Le Cabaret électrique : cirque sans Dieu ni Maître

Le Cabaret électrique © Hervé photograff

La semaine dernière c’était la première du Cabaret électrique à la porte des Lilas, au Cirque tout aussi électrique. Descendus d’un tram ou d’un métro, on a quelques dizaines de mètres à effectuer pour tomber sur un chapiteau pirate tombé du ciel, perdu autant qu’installé entre le périphérique et les immeubles et hôtels d’alentour.

Le Cabaret électrique © Hervé photograff

Ce cirque s’est posé là après avoir été crée en 1995 et propose plusieurs spectacles par trimestre, entre un esprit forain d’antan et celui d’une contre-culture aux partis pris affirmés, plein de gouaille.

On ne peut pas dire que ce soit les petits plats dans les grands sous ce chapiteau, c’est plutôt l’ambiance chaleureuse d’un bar de quartier populaire où l’ancien serait ancien et pas vernis d’hier. Une petite famille de choix et d’affection semble avoir pris possession des lieux et nous adopter un peu, un temps.
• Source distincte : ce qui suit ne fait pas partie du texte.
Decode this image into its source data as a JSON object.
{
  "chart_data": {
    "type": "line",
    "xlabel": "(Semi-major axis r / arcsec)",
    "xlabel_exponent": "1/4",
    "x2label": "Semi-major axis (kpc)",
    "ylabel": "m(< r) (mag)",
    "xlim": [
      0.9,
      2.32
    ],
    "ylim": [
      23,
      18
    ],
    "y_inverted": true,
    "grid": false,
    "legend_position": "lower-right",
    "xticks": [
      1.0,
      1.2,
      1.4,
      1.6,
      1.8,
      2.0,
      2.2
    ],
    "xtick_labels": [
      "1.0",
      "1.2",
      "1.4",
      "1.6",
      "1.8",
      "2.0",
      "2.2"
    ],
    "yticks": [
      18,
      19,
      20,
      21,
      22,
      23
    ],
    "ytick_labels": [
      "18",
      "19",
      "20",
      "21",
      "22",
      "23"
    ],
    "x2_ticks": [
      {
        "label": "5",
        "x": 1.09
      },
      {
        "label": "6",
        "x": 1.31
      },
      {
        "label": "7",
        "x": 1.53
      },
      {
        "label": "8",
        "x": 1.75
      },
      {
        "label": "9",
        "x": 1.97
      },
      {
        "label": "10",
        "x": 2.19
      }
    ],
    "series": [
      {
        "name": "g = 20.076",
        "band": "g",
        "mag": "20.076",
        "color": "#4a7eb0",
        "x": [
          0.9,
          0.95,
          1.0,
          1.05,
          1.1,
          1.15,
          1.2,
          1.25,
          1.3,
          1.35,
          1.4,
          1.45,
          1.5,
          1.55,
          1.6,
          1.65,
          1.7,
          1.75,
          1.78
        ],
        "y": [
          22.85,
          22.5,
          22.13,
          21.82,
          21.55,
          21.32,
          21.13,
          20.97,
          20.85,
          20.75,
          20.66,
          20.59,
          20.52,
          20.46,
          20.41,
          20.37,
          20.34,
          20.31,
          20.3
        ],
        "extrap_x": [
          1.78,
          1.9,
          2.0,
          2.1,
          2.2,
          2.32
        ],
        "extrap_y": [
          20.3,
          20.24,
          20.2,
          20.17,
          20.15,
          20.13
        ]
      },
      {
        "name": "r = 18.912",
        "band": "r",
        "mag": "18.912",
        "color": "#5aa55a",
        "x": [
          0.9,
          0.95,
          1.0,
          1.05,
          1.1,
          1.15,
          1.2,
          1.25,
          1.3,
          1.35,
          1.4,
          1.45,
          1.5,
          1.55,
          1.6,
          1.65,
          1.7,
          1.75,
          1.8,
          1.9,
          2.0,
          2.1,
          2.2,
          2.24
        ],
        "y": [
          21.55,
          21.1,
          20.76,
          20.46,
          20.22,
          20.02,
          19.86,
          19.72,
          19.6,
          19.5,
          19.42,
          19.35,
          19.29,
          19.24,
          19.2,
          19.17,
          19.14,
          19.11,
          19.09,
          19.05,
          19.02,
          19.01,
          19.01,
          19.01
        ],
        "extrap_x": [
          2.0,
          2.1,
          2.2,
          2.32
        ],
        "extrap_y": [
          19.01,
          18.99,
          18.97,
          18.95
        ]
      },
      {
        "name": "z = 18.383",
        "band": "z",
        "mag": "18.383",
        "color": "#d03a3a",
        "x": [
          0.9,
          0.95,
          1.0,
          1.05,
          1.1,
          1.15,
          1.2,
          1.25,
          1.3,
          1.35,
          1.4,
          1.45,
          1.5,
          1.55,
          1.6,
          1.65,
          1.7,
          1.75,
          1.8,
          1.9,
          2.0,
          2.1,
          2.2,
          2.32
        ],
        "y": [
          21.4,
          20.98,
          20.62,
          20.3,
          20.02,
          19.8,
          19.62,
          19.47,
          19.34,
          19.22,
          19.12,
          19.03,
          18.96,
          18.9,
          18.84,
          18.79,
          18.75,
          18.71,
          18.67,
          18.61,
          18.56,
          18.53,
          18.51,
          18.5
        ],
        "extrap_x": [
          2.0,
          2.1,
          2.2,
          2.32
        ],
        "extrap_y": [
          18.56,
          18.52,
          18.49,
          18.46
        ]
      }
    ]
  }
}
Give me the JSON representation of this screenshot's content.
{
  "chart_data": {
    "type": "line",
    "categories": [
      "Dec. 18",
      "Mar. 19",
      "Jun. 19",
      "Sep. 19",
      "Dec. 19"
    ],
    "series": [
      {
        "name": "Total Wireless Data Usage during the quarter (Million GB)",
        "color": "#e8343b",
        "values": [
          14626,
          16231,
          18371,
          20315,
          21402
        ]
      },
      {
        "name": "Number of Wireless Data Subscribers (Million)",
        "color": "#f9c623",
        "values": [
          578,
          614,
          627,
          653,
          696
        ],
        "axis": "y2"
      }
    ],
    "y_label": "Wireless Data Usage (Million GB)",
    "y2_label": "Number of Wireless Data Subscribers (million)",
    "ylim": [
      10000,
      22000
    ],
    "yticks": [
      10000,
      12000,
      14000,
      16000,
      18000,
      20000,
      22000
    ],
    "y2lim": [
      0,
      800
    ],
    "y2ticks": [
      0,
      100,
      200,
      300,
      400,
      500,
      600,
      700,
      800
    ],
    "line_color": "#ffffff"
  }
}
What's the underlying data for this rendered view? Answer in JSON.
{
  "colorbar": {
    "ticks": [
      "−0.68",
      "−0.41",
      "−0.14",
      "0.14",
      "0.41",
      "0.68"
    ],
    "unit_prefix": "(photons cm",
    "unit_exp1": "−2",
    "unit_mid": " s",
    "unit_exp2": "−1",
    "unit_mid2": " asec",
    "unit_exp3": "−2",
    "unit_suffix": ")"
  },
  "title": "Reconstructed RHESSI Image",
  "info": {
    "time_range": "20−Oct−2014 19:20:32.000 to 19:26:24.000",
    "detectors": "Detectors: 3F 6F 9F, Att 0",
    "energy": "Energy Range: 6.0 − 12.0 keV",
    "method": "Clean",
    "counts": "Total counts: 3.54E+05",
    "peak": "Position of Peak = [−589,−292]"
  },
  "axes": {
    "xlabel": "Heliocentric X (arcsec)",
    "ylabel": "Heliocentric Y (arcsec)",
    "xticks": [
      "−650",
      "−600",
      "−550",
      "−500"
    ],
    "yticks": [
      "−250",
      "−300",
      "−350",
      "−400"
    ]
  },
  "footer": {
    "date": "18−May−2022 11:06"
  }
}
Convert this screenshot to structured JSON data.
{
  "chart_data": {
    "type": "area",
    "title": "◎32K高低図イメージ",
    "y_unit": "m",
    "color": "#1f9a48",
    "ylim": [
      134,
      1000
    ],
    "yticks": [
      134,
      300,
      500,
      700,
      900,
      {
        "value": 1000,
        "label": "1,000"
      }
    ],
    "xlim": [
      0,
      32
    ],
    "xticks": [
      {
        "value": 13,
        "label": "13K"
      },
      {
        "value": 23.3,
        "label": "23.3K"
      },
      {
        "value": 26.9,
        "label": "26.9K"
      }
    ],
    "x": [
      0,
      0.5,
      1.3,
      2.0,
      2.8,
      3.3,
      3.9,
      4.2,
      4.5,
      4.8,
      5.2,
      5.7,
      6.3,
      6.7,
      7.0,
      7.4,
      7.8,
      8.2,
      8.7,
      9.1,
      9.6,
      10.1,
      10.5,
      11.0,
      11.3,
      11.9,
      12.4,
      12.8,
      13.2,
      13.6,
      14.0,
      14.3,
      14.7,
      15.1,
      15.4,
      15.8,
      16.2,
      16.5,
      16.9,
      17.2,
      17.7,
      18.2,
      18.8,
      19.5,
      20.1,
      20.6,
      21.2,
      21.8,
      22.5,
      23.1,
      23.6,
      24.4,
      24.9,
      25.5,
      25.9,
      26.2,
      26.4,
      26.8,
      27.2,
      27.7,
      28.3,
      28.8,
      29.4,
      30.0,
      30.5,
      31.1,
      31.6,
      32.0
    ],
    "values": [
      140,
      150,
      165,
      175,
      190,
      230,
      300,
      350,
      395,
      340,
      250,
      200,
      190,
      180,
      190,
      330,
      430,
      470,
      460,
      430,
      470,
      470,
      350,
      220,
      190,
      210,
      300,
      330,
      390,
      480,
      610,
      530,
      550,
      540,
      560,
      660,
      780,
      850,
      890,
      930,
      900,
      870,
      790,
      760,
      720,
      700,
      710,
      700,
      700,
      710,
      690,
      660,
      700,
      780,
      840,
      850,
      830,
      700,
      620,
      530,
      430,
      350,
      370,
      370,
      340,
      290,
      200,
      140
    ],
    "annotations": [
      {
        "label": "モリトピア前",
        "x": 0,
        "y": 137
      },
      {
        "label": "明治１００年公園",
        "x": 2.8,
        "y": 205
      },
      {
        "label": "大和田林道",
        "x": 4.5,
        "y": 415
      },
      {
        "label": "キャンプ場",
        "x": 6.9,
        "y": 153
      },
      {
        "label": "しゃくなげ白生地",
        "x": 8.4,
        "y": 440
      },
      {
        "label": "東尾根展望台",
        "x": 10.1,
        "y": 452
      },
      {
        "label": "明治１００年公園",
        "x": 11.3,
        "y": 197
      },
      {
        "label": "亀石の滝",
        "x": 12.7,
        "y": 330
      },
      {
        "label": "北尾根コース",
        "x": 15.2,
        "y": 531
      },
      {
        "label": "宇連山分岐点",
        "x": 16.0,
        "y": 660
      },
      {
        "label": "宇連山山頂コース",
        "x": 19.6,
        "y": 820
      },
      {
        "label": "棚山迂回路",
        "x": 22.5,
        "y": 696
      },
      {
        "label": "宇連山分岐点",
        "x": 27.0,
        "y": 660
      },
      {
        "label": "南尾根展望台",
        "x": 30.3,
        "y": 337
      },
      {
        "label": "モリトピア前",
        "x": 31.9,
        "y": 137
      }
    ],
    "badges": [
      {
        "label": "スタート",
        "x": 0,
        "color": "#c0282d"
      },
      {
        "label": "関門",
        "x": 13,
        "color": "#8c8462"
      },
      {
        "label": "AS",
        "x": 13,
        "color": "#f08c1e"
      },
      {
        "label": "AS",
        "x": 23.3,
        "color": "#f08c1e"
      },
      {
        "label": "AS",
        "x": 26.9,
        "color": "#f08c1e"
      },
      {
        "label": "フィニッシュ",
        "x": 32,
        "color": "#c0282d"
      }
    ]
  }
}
Le Cabaret électrique © Hervé photograff

On est guidés, accueillis par un « monsieur madame » tout sourire, on traverse la piste pour s’asseoir à une table ou sur les gradins face au mot « queer » qui domine et enveloppe le lieu. Le jeune homme des sandwichs en bas à droite sera musicien tout l’heure alors que le barman deviendra un étrange personnage long, long, lunaire. Le spectateur, plus inclus que voyeur, semble même faire parti d’un « nous » pour l’occasion.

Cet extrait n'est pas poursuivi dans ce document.